The media insists that immigrants are the problem, so much so that dubbing refugees from Syria and other war-torn zones ‘migrants’ seems to dehumanize and lessen the problem of their sufferings because we choose to blame them for our economic situation and the weakening of our public services. The number of neo-Nazi protests taking place are growing, and they genuinely believe that our understaffed education system, our inability to keep our own citizens off the streets and our housing crisis are all caused by immigration. We have the same complaints, but ignorance to the true cause, which is the greed of our governments and corporations. They worm out of billions of pounds in taxes whilst minority communities and the poorest families scrape by as bills rise and wages do not. The passivity of the Conservative government who will not defend or empower our different communities has started dividing our country. We cannot let this racism go unchallenged. We need hundreds, thousands, millions of people to stand up, get on the streets, and show the world that we know better than our apathetic government and our enraged white supremacists. Racism still exists and it has been institutionalized, discreetly built in to our politics. Compassion for our fellow humans has been contorted into something dangerous, something extreme, by the media.
But why is this our problem? Why should students have anything to do with this? We have enough to deal with at the moment ourselves, with maintenance grants cruelly cut, rent rising every year with no sign of stopping, and threats that tuition fees could rise even higher. It’s our problem because it is our future, and the world that our government is creating is an ugly one, a survival-of-the-richest where racism is allowed to flourish because it is ‘not my problem’ and a disregard for others is the key incentive. In ten, twenty, thirty years time, I hope that we will look back with shame at those who supported and prolonged the suffering of people waiting at our borders, as we look back with shame on the South African apartheid that was allowed to continue for so long. The problem of Calais, the PREVENT strategy and the situations escalating across the globe is an ideology that says it’s just not our responsibility to promote peace and tolerance, as though we have more important things to focus on.

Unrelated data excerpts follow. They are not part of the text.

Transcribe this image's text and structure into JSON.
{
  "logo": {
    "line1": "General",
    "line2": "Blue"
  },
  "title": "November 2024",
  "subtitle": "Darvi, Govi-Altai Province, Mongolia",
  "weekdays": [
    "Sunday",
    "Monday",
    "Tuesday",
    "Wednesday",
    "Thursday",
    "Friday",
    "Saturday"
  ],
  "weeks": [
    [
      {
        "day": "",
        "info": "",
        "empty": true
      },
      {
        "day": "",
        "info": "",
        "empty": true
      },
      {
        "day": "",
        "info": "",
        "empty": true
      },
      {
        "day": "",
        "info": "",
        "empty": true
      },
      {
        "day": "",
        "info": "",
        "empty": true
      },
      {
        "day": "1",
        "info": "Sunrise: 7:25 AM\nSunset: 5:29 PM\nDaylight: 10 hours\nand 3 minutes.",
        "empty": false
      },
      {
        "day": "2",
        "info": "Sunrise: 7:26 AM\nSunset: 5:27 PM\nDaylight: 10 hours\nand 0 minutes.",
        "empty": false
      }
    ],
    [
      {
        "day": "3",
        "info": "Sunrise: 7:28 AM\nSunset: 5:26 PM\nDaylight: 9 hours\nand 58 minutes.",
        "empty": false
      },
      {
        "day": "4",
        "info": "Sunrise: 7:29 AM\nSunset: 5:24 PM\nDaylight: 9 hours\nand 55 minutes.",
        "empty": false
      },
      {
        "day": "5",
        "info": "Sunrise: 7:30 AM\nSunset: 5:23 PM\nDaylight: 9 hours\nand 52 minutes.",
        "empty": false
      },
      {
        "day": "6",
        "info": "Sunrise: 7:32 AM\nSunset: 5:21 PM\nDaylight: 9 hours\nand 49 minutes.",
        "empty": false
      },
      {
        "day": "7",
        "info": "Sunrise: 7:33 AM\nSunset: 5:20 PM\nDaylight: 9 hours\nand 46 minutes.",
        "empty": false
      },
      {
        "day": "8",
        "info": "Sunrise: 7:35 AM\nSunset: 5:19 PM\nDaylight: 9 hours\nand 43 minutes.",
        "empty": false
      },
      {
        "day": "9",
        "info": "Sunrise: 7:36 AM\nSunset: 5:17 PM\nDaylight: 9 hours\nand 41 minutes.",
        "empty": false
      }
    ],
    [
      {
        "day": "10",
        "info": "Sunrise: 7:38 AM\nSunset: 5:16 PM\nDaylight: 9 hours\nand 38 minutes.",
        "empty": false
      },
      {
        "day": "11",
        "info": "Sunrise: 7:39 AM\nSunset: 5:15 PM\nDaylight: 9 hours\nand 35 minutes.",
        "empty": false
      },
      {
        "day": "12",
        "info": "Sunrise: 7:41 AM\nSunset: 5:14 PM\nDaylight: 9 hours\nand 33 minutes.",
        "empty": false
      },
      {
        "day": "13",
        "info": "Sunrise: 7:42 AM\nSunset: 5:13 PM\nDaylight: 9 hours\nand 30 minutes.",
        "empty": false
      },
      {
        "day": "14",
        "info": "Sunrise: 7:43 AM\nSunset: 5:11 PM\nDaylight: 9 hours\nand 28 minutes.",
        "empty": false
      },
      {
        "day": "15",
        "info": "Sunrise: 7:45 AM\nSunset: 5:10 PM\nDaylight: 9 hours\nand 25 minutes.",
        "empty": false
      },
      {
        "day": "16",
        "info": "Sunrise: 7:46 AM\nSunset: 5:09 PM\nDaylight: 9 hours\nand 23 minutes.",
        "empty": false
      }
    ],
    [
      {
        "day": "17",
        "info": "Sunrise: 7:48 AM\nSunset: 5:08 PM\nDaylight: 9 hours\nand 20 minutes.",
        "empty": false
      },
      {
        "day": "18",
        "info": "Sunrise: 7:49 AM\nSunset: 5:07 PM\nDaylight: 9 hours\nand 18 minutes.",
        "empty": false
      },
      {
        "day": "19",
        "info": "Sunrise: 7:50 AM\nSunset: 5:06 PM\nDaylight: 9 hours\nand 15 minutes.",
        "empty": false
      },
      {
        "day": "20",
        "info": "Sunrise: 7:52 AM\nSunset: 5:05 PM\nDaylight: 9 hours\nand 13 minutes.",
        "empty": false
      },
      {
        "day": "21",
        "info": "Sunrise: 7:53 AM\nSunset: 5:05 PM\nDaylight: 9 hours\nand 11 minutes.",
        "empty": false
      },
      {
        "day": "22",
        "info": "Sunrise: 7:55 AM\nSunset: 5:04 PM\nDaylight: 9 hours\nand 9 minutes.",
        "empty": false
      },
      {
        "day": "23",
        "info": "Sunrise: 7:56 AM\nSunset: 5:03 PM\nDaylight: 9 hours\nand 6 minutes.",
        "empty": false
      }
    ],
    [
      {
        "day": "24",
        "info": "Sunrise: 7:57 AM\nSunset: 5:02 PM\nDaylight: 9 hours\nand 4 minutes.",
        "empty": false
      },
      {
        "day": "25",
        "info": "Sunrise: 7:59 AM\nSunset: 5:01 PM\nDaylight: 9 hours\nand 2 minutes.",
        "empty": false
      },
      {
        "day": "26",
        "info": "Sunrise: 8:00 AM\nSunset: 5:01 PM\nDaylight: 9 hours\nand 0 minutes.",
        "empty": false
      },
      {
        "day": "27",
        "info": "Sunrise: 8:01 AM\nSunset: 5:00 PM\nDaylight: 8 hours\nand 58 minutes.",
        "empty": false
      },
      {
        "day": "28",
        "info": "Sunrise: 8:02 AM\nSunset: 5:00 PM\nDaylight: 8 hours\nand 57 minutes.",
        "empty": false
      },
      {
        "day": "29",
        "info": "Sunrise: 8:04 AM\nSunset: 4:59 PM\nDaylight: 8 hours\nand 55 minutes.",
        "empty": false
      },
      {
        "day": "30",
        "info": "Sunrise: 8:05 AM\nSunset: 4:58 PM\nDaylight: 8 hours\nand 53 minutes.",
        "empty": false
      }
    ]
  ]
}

We, as students, have a responsibility to our fellow students – of different races, religions, nationalities, and beliefs – to stand up for one another, to stand up against the discrimination, to stand up and shout loud for all the voices that are being ignored, from the rise of Islamophobia to the unequal representation of Black and minority students in academia, in film and TV, in student committees. We must shout loud for those voices ignored in refugee camps, in war-torn worlds, from Calais to Syria. We must shout from inside our institutions and from the streets of London. If you will not stand up for anything else this year, stand up for your fellow human beings, because if you don’t, who will?